Telos adds that Quasar “makes the operator’s job dramatically easier, including new Source profiles (for source-associated logic automation), automatic mix-minus, and automixing on all channels. Extensive metering is built into the surface right where it needs to be—on every channel display, next to each fader, and on the monitor module. Users can customize their Quasar surface thanks to user-assignable buttons in the master touchscreen module and every channel strip.”

For TV applications, the updated Quasar Engine delivers 64 stereo input channels—all with  DSP processing—and loudness metering on all outputs.

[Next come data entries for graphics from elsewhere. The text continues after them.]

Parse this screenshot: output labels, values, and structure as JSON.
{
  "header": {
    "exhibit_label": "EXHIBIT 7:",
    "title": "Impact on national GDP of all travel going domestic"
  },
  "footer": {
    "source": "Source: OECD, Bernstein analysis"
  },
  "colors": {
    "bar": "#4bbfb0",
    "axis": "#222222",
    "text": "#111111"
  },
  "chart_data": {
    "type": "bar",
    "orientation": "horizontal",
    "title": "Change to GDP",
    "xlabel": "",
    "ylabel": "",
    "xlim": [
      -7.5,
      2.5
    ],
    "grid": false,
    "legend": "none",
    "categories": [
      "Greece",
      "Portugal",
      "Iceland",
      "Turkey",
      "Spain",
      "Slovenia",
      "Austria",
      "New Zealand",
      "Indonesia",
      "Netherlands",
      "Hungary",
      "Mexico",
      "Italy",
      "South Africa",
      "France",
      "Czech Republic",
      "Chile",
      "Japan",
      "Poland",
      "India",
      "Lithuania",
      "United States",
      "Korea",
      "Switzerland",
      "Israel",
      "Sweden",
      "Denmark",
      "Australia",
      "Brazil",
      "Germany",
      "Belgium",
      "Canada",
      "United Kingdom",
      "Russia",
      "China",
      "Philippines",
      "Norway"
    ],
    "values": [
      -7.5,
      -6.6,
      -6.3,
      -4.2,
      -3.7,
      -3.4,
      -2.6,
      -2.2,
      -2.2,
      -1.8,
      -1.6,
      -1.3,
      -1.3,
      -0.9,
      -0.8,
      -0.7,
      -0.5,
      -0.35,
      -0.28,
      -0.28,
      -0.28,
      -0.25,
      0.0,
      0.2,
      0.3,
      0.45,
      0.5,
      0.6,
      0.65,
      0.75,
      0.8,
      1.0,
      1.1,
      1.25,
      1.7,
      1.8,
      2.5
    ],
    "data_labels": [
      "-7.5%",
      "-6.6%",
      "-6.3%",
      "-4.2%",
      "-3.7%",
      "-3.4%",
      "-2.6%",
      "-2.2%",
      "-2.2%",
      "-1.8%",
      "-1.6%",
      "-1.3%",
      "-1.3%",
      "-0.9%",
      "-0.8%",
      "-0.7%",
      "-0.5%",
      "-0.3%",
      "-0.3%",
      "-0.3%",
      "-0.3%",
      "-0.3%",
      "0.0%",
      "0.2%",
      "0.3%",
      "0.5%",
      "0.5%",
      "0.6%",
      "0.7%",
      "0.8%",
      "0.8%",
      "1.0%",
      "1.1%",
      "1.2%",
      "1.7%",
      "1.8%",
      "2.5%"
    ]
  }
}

Four programmable Layers allow the user to control all channels, including DSP, even on smaller surfaces.

“Quasar gives operators confidence with world-renowned Axia audio quality and reliability,” Telos says. “The Quasar Engine’s native AoIP processing, based on a server-class hardware platform, ensures high-performance audio. The console’s 6th-generation technology is mature and sophisticated, offering extreme reliability, with system modularity minimizing single points of failure.”


Quasar connects to the Axia’s Livewire+™ AES67 AoIP network and takes advantage of its powerful distributed I/O architecture. The Livewire+ network allows detection, sharing, and control of audio resources across multiple studios connected to the network, and its technology complies with the latest AES67 standards.